Sorry, I guess I wrote my question wrong. I was trying to prove there is a unique identitiy element in summation and what I did is to select two different vectors and at the end of it, to show they are the same. I used the axiom in the question.

HallsofIvy
Science Advisor
Homework Helper
Uniqueness of the identity is an axiom in groups but can be proved in a vector space.

In any vector space, there exist additive inverses and addition is commutative. Add the additive inverse of u to both sides of your equation.

Uniqueness of the identity is an axiom in groups but can be proved in a vector space.

In any vector space, there exist additive inverses and addition is commutative. Add the additive inverse of u to both sides of your equation.

Is this true? Almost every group theory book I have looked at proves the uniqueness of the identity as a theorem.

JasonRox
Homework Helper
Gold Member
Uniqueness of the identity is an axiom in groups but can be proved in a vector space.

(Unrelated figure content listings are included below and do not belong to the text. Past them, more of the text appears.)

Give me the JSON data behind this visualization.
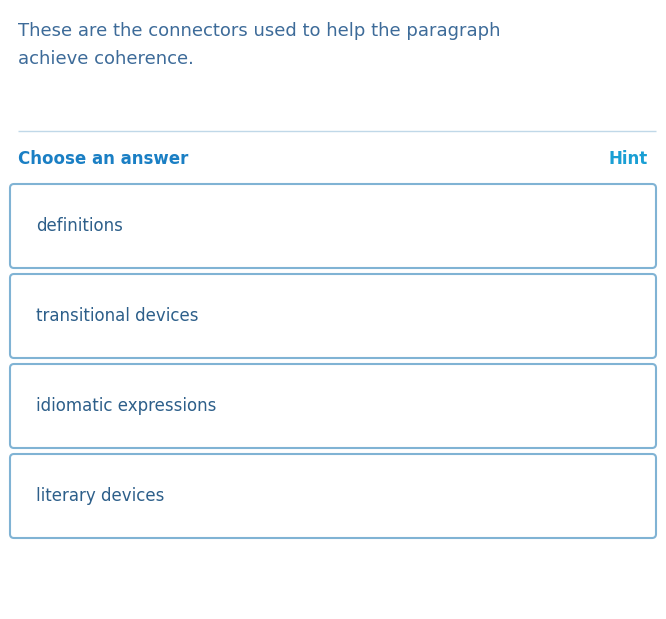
{
  "question_text_line1": "These are the connectors used to help the paragraph",
  "question_text_line2": "achieve coherence.",
  "choose_label": "Choose an answer",
  "hint_label": "Hint",
  "choices": [
    "definitions",
    "transitional devices",
    "idiomatic expressions",
    "literary devices"
  ],
  "bg_color": "#ffffff",
  "question_text_color": "#3d6b99",
  "box_border_color": "#80b3d4",
  "box_fill_color": "#ffffff",
  "box_text_color": "#2d5f8a",
  "divider_color": "#c0d8e8",
  "hint_color": "#1a9fd4",
  "choose_color": "#1a7fc4",
  "fig_width": 6.66,
  "fig_height": 6.19,
  "dpi": 100
}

In any vector space, there exist additive inverses and addition is commutative. Add the additive inverse of u to both sides of your equation.

The axioms say there must exist a zero vector. It does not say it is unique or must be unique. You prove that it is unique if there exists such a vector.

It is impossible to reply. You do not said definition of the vector space, and do not said about preceding procedure.